Recognizing written text is integral to digitizing documents in industries like healthcare, insurance, and banking. However, the biggest challenge is in high variation of writing styles, and though many software applications already possess HTR features, they are far from perfect. Active research is still ongoing in this field, and with continuous advancements comes many more streamlined processes across numerous fields that rely upon this technology.
Dataset
The IAM dataset was used to train and test the model. It includes 13,353 images of lines of handwritten text, which are used as the inputs to the HTR algorithm (word and document levels are also provided). Given a document, the bounding boxes for them are also provided and were used to train the segmentation step of the model.
Network Structure (Segmentation)
The algorithm used to perform word segmentation is based on the paper ‘Scale Space Techniques for Word Segmentation in Handwritten Documents’. The algorithm proposed in the paper considers the scale-space behavior of blobs in images containing lines. The underlying concept of this algorithm is the utilization of Gaussian filters to generate an image’s scale space, which involves developing a family of signals where details are progressively removed.
In order to accurately segment the lines within a document, projection profile techniques were utilized. The vertical projection profile is defined by summing the pixel intensity values along a particular row. The lines are identified by determining local peaks in the projection profiles after applying Gaussian smoothing to deal with false positives. After line segmentation, second-order differential Gaussian filters are applied along both orientations of the image in order to form a blob (a connected region) representation of the image. By convolving the image with the second order differential Gaussian, a scale-space representation is created. The blobs in this representation appear brighter or darker than the background after this convolution. By altering the parameters of the filters, the blobs will transition from characters to words.

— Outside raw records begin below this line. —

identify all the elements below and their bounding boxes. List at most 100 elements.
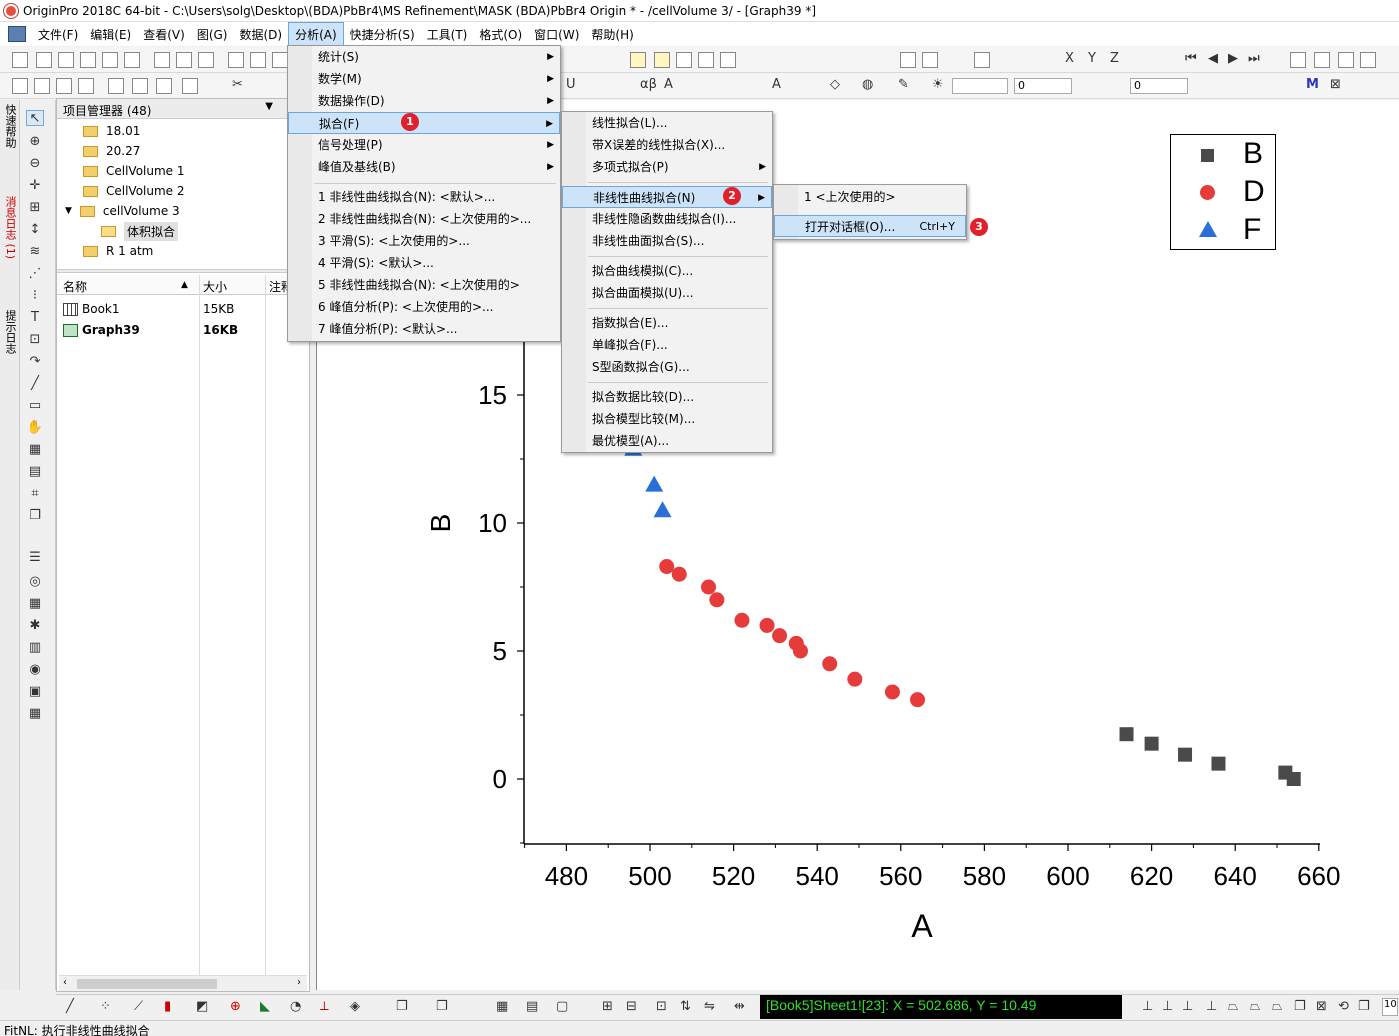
batch-icon[interactable] [108, 78, 124, 94]
filter-icon[interactable] [974, 52, 990, 68]
plugin-icon[interactable] [1290, 52, 1306, 68]
menu-compare-models[interactable]: 拟合模型比较(M)... [592, 412, 696, 426]
menu-quick-analysis[interactable]: 快捷分析(S) [349, 27, 415, 42]
recorder-icon[interactable]: ◉ [29, 662, 41, 677]
3d-plot-icon[interactable]: ◈ [350, 999, 360, 1014]
menu-analysis[interactable]: 分析(A) [288, 21, 344, 47]
import-multiple-icon[interactable] [34, 78, 50, 94]
recent-item[interactable]: 2 非线性曲线拟合(N): <上次使用的>... [318, 212, 532, 226]
menu-signal-processing[interactable]: 信号处理(P) ▶ [318, 138, 554, 152]
new-function-icon[interactable] [154, 52, 170, 68]
last-icon[interactable]: ⏭ [1248, 51, 1260, 66]
move-icon[interactable]: ↕ [29, 222, 41, 237]
layer-icon[interactable]: ❐ [436, 999, 448, 1014]
column-name[interactable]: 名称 [63, 280, 88, 294]
align-icon[interactable]: ⊥ [1182, 999, 1194, 1014]
recent-item[interactable]: 7 峰值分析(P): <默认>... [318, 322, 458, 336]
merge-icon[interactable]: M [1306, 77, 1319, 92]
data-reader-icon[interactable]: ≋ [29, 244, 41, 259]
save-icon[interactable] [272, 52, 288, 68]
menu-exponential-fit[interactable]: 指数拟合(E)... [592, 316, 669, 330]
recent-item[interactable]: 6 峰值分析(P): <上次使用的>... [318, 300, 494, 314]
tab-hint-log[interactable]: 提示日志 [4, 310, 17, 354]
scale-icon[interactable]: ⊞ [29, 200, 41, 215]
apps-icon[interactable] [1360, 52, 1376, 68]
text-tool-icon[interactable]: T [31, 310, 39, 325]
batch-icon[interactable] [132, 78, 148, 94]
tab-message-log[interactable]: 消息日志 (1) [4, 196, 17, 260]
menu-mathematics[interactable]: 数学(M) ▶ [318, 72, 554, 86]
zoom-region-icon[interactable] [654, 52, 670, 68]
import-icon[interactable] [12, 78, 28, 94]
line-tool-icon[interactable]: ╱ [31, 376, 39, 391]
collapse-icon[interactable]: ▼ [265, 101, 273, 112]
x-axis-icon[interactable]: X [1065, 51, 1074, 66]
cut-icon[interactable]: ✂ [232, 77, 243, 92]
scroll-left-icon[interactable]: ‹ [63, 977, 67, 988]
tree-folder-expanded[interactable]: ▼ cellVolume 3 [65, 204, 180, 218]
tree-folder-selected[interactable]: 体积拟合 [101, 221, 179, 241]
data-selector-icon[interactable]: ⁝ [32, 288, 38, 303]
table-icon[interactable]: ▦ [28, 706, 42, 721]
merge-graph-icon[interactable]: ⊞ [602, 999, 613, 1014]
align-icon[interactable]: ⊥ [1142, 999, 1154, 1014]
duplicate-icon[interactable] [182, 78, 198, 94]
star-icon[interactable]: ✱ [29, 618, 41, 633]
line-color-icon[interactable]: ✎ [898, 77, 909, 92]
tree-folder[interactable]: CellVolume 1 [83, 161, 185, 181]
scatter-plot-icon[interactable]: ⁘ [100, 999, 111, 1014]
pointer-icon[interactable]: ↖ [26, 110, 44, 126]
apps-icon[interactable] [1314, 52, 1330, 68]
roi-icon[interactable]: ⌗ [31, 486, 39, 501]
align-icon[interactable]: ⊥ [1162, 999, 1174, 1014]
link-icon[interactable]: ⇋ [704, 999, 715, 1014]
fill-color-icon[interactable]: ◇ [830, 77, 840, 92]
column-size[interactable]: 大小 [203, 280, 228, 294]
new-graph-icon[interactable] [124, 52, 140, 68]
horizontal-scrollbar[interactable]: ‹ › [59, 975, 307, 991]
rotate-icon[interactable]: ⟲ [1338, 999, 1349, 1014]
menu-fitting[interactable]: 拟合(F) ▶ [288, 112, 560, 134]
menu-polynomial-fit[interactable]: 多项式拟合(P) ▶ [592, 160, 766, 174]
copy-icon[interactable]: ❐ [1358, 999, 1370, 1014]
import-wizard-icon[interactable] [56, 78, 72, 94]
menu-open-dialog[interactable]: 打开对话框(O)... Ctrl+Y [774, 215, 966, 237]
break-icon[interactable]: ⇹ [734, 999, 745, 1014]
align-icon[interactable]: ⊥ [1206, 999, 1218, 1014]
menu-simulate-surface[interactable]: 拟合曲面模拟(U)... [592, 286, 694, 300]
resize-icon[interactable]: ⊠ [1316, 999, 1327, 1014]
tree-folder[interactable]: CellVolume 2 [83, 181, 185, 201]
list-icon[interactable]: ☰ [29, 550, 41, 565]
line-width-select[interactable]: 0 [1014, 78, 1072, 94]
curve-icon[interactable]: ↷ [29, 354, 41, 369]
draw-data-icon[interactable]: ⊡ [29, 332, 41, 347]
rectangle-icon[interactable]: ▭ [28, 398, 42, 413]
menu-compare-datasets[interactable]: 拟合数据比较(D)... [592, 390, 695, 404]
line-plot-icon[interactable]: ╱ [66, 999, 74, 1014]
scroll-thumb[interactable] [77, 979, 217, 989]
shape-icon[interactable]: ⏢ [1250, 999, 1261, 1014]
arrange-icon[interactable]: ⊡ [656, 999, 667, 1014]
open-template-icon[interactable] [250, 52, 266, 68]
unmerge-icon[interactable]: ⊠ [1330, 77, 1341, 92]
brightness-icon[interactable]: ☀ [932, 77, 944, 92]
menu-nonlinear-surface-fit[interactable]: 非线性曲面拟合(S)... [592, 234, 705, 248]
menu-peaks-baseline[interactable]: 峰值及基线(B) ▶ [318, 160, 554, 174]
symbol-size-select[interactable]: 0 [1130, 78, 1188, 94]
menu-tools[interactable]: 工具(T) [426, 27, 468, 42]
greek-icon[interactable]: αβ [640, 77, 657, 92]
splitter[interactable] [57, 269, 309, 273]
workbook-icon[interactable] [8, 26, 26, 42]
worksheet-icon[interactable] [676, 52, 692, 68]
menu-single-peak-fit[interactable]: 单峰拟合(F)... [592, 338, 668, 352]
menu-edit[interactable]: 编辑(E) [90, 27, 132, 42]
menu-window[interactable]: 窗口(W) [534, 27, 580, 42]
column-chart-icon[interactable]: ▮ [164, 999, 172, 1014]
folder-icon[interactable]: ▣ [28, 684, 42, 699]
line-style-select[interactable] [952, 78, 1008, 94]
menu-graph[interactable]: 图(G) [196, 27, 228, 42]
menu-nlfit-last-used[interactable]: 1 <上次使用的> [804, 190, 896, 204]
copy-icon[interactable]: ❐ [29, 508, 41, 523]
template-icon[interactable]: ▤ [526, 999, 539, 1014]
shape-icon[interactable]: ⏢ [1272, 999, 1283, 1014]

Network Structure (Classification)
The architecture used was based on the paper “TrOCR: Transformer-based Optical Character Recognition with Pre-trained Models” by Li et al. [2]. The architecture for classification was implemented after the segmentation step. It is composed of an encoder and a decoder. The image is first resized and broken into a batch of smaller 16x16 patches, which are then flattened to form what we call patch embeddings. Based on the position of each patch, they are also given a position embedding. These inputs are then passed into a stack of encoders composed of a multi-head self-attention module and a feed-forward network.
The outputs of the encoder are then fed into a decoder architecture, which is almost the same as the encoder architecture. The difference lies in adding an “encoder-decoder” attention module between the two original encoder components. The embedding from the decoder is then projected into the size of the vocabulary, and after applying the softmax function and beam search, the final output is determined.
Overall, test documents were able to be read fairly well. The test documents were read with an average character error of 0.17. For comparison, when trying with a CRNN approach, the character error was 1.16. For reference, if the model had output the word “Hyundai” when the label was “Honda,” the character error would be 0.6. During classification training, the final average training cross-entropy loss was 0.118, and the final average validation loss was 0.386. However, it should be noted that the data used were either pre-segmented text lines in the case of classification training or documents where text lines were reasonably on level, i.e., parallel to the page and not slanted. The model does not perform as well when the text lines are not on level due to the limitations of the segmentation algorithm.